Clause 17 - Speciality

Part of Extradition Bill – in a Public Bill Committee am 9:25 am ar 14 Ionawr 2003.

Danfonwch hysbysiad imi am ddadleuon fel hyn

Photo of Bob Ainsworth Bob Ainsworth The Parliamentary Under-Secretary of State for the Home Department 9:25, 14 Ionawr 2003

The clause relates to the rule of speciality, under which a person cannot be prosecuted for an offence other than the one for which he was extradited once he has been extradited to another country.

We had some doubt about whether amendment No. 95 was the right amendment. It would remove the possibility of another state being able to prosecute a person for an additional offence, even with the consent of the district judge after a hearing. There is no reason to do that. Speciality waivers, although rare, are a

long-standing feature of our extradition arrangements, and we should not create a situation in which we cannot agree to a request to put on trial someone who has been extradited from the United Kingdom if evidence comes to light that they are guilty of a different serious crime. I listened carefully to the example given by the hon. Member for Surrey Heath. He admitted that it was not about speciality, but said that it highlighted a problem that may occur.

Speciality would not give other countries the ability that the hon. Gentleman alleges in the circumstances that he described to the Committee. All the evidence that he cited suggested that, in the case of a close European partner, justice would be served by making our lines of communication as short as possible and returning the person to that country as quickly as possible, where the case against him could be quickly dismissed. Under the existing arrangements, if the Belgian authorities wanted to make a fresh application in that case, they would have to make it to the country to which the person had returned, so they would have to reapply to the Dutch. I do not accept the lesson that the hon. Gentleman is giving.

I do not know the details of individual cases that are raised in Committee, but it is as likely that the problem was caused by long lines of communication as by our long-winded extradition arrangements before the introduction of the Bill. It is not likely that any problem would occur because of the current speciality agreement or the speciality agreement that will exist once the Bill has been enacted.

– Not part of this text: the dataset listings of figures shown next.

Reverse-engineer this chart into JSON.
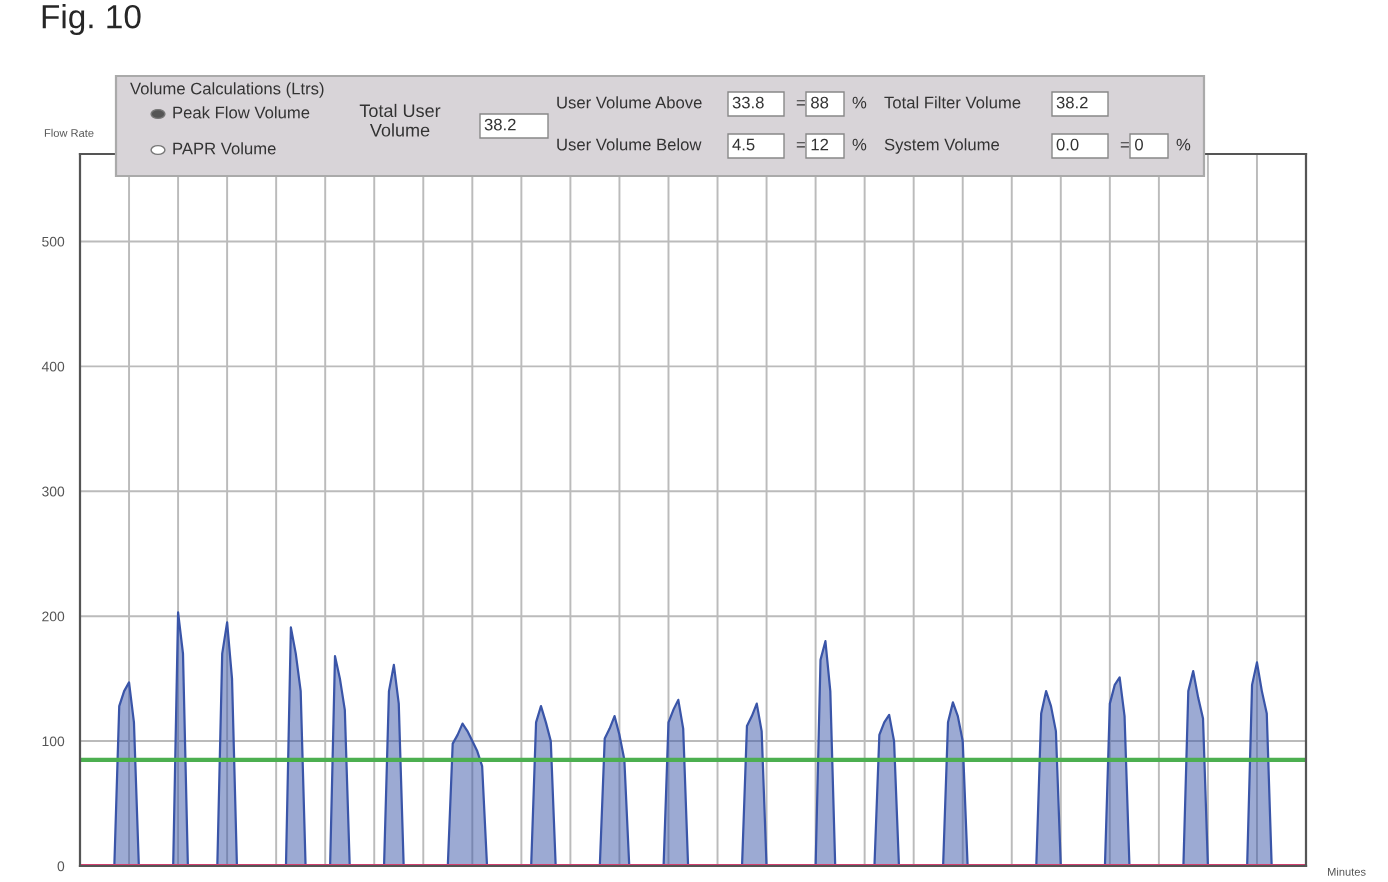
{
  "chart_data": {
    "type": "area",
    "title": "Fig. 10",
    "ylabel": "Flow Rate",
    "xlabel": "Minutes",
    "categories": [
      null,
      null,
      null,
      null,
      null,
      null,
      null,
      null,
      null,
      null,
      null,
      null,
      null,
      null,
      null,
      null,
      null,
      null,
      null,
      null,
      null,
      null,
      null,
      null,
      null,
      null,
      null,
      null,
      null,
      null,
      null,
      null,
      null,
      null,
      null,
      null,
      null,
      null,
      null,
      null,
      null,
      null,
      null,
      null,
      null,
      null,
      null,
      null,
      null,
      null,
      null,
      null,
      null,
      null,
      null,
      null,
      null,
      null,
      null,
      null,
      null,
      null,
      null,
      null,
      null,
      null,
      null,
      null,
      null,
      null,
      null,
      null,
      null,
      null,
      null,
      null,
      null,
      null,
      null,
      null,
      null,
      null,
      null,
      null,
      null,
      null,
      null,
      null,
      null,
      null,
      null,
      null,
      null,
      null,
      null,
      null,
      null,
      null,
      null,
      null,
      null,
      null,
      null,
      null,
      null,
      null,
      null,
      null,
      null,
      null,
      null,
      null,
      null,
      null,
      null,
      null,
      null,
      null,
      null,
      null,
      null,
      null,
      null,
      null,
      null,
      null,
      null,
      null,
      null,
      null,
      null,
      null,
      null,
      null,
      null,
      null,
      null,
      null,
      null,
      null,
      null,
      null,
      null,
      null,
      null,
      null,
      null,
      null,
      null,
      null,
      null,
      null,
      null,
      null,
      null,
      null,
      null,
      null,
      null,
      null,
      null,
      null,
      null,
      null,
      null,
      null,
      null,
      null,
      null,
      null,
      null,
      null,
      null,
      null,
      null,
      null,
      null,
      null,
      null,
      null,
      null,
      null,
      null,
      null,
      null,
      null,
      null,
      null,
      null,
      null,
      null,
      null,
      null,
      null,
      null,
      null,
      null,
      null,
      null,
      null,
      null,
      null,
      null,
      null,
      null,
      null,
      null,
      null,
      null,
      null,
      null,
      null,
      null,
      null,
      null,
      null,
      null,
      null,
      null,
      null,
      null,
      null,
      null,
      null,
      null,
      null,
      null,
      null,
      null,
      null,
      null,
      null,
      null,
      null,
      null,
      null,
      null,
      null,
      null,
      null,
      null,
      null,
      null,
      null,
      null,
      null,
      null,
      null,
      null,
      null,
      null
    ],
    "ylim": [
      0,
      570
    ],
    "yticks": [
      0,
      100,
      200,
      300,
      400,
      500
    ],
    "grid": true,
    "ref_lines": [
      {
        "axis": "y",
        "value": 85,
        "color": "#4caf50"
      },
      {
        "axis": "y",
        "value": 0,
        "color": "#d04070"
      }
    ],
    "series": [
      {
        "color": "#3a55a8",
        "values": [
          0,
          0,
          0,
          0,
          0,
          0,
          0,
          0,
          128,
          140,
          147,
          115,
          0,
          0,
          0,
          0,
          0,
          0,
          0,
          0,
          203,
          170,
          0,
          0,
          0,
          0,
          0,
          0,
          0,
          170,
          195,
          150,
          0,
          0,
          0,
          0,
          0,
          0,
          0,
          0,
          0,
          0,
          0,
          191,
          170,
          140,
          0,
          0,
          0,
          0,
          0,
          0,
          168,
          150,
          125,
          0,
          0,
          0,
          0,
          0,
          0,
          0,
          0,
          140,
          161,
          130,
          0,
          0,
          0,
          0,
          0,
          0,
          0,
          0,
          0,
          0,
          98,
          105,
          114,
          108,
          100,
          92,
          80,
          0,
          0,
          0,
          0,
          0,
          0,
          0,
          0,
          0,
          0,
          115,
          128,
          115,
          100,
          0,
          0,
          0,
          0,
          0,
          0,
          0,
          0,
          0,
          0,
          102,
          110,
          120,
          105,
          85,
          0,
          0,
          0,
          0,
          0,
          0,
          0,
          0,
          115,
          125,
          133,
          110,
          0,
          0,
          0,
          0,
          0,
          0,
          0,
          0,
          0,
          0,
          0,
          0,
          112,
          120,
          130,
          108,
          0,
          0,
          0,
          0,
          0,
          0,
          0,
          0,
          0,
          0,
          0,
          165,
          180,
          140,
          0,
          0,
          0,
          0,
          0,
          0,
          0,
          0,
          0,
          105,
          115,
          121,
          100,
          0,
          0,
          0,
          0,
          0,
          0,
          0,
          0,
          0,
          0,
          115,
          131,
          120,
          100,
          0,
          0,
          0,
          0,
          0,
          0,
          0,
          0,
          0,
          0,
          0,
          0,
          0,
          0,
          0,
          122,
          140,
          128,
          108,
          0,
          0,
          0,
          0,
          0,
          0,
          0,
          0,
          0,
          0,
          130,
          145,
          151,
          120,
          0,
          0,
          0,
          0,
          0,
          0,
          0,
          0,
          0,
          0,
          0,
          0,
          140,
          156,
          135,
          118,
          0,
          0,
          0,
          0,
          0,
          0,
          0,
          0,
          0,
          145,
          163,
          140,
          122,
          0,
          0,
          0,
          0,
          0,
          0,
          0,
          0
        ]
      }
    ],
    "annotations": [
      "Volume Calculations (Ltrs)",
      "Peak Flow Volume",
      "PAPR Volume",
      "Total User Volume",
      "38.2",
      "User Volume Above",
      "33.8",
      "= 88",
      "%",
      "User Volume Below",
      "4.5",
      "= 12",
      "%",
      "Total Filter Volume",
      "38.2",
      "System Volume",
      "0.0",
      "= 0",
      "%"
    ]
  }
}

The framework decision allows countries to declare that other countries that make a similar declaration can, after extradition, presume our consent to a person being prosecuted for offences committed before the extradition took place but that were not part of the original request. It was, and is, our intention to make such a declaration. Requests for waiver of speciality and re-extradition are not common. However, if such requests are received, our response should be guided by the principles of mutual recognition. I believe that we can trust our EU partners not to abuse the trust that we place in them. They are all signatories to the European convention on human rights, which guarantees a fair trial.

Amendment No. 94 would remove the ability of the requesting state to prosecute for offences not punishable by imprisonment without the UK's consent. Let us suppose that we returned a person to stand trial for a very serious offence, and that, once the person had returned, the requesting state discovered that he had committed a string of minor offences. The amendment proposes that those offences should be subject to an entirely separate extradition request, and that they cannot be dealt with as part of the case being heard against the returned offender.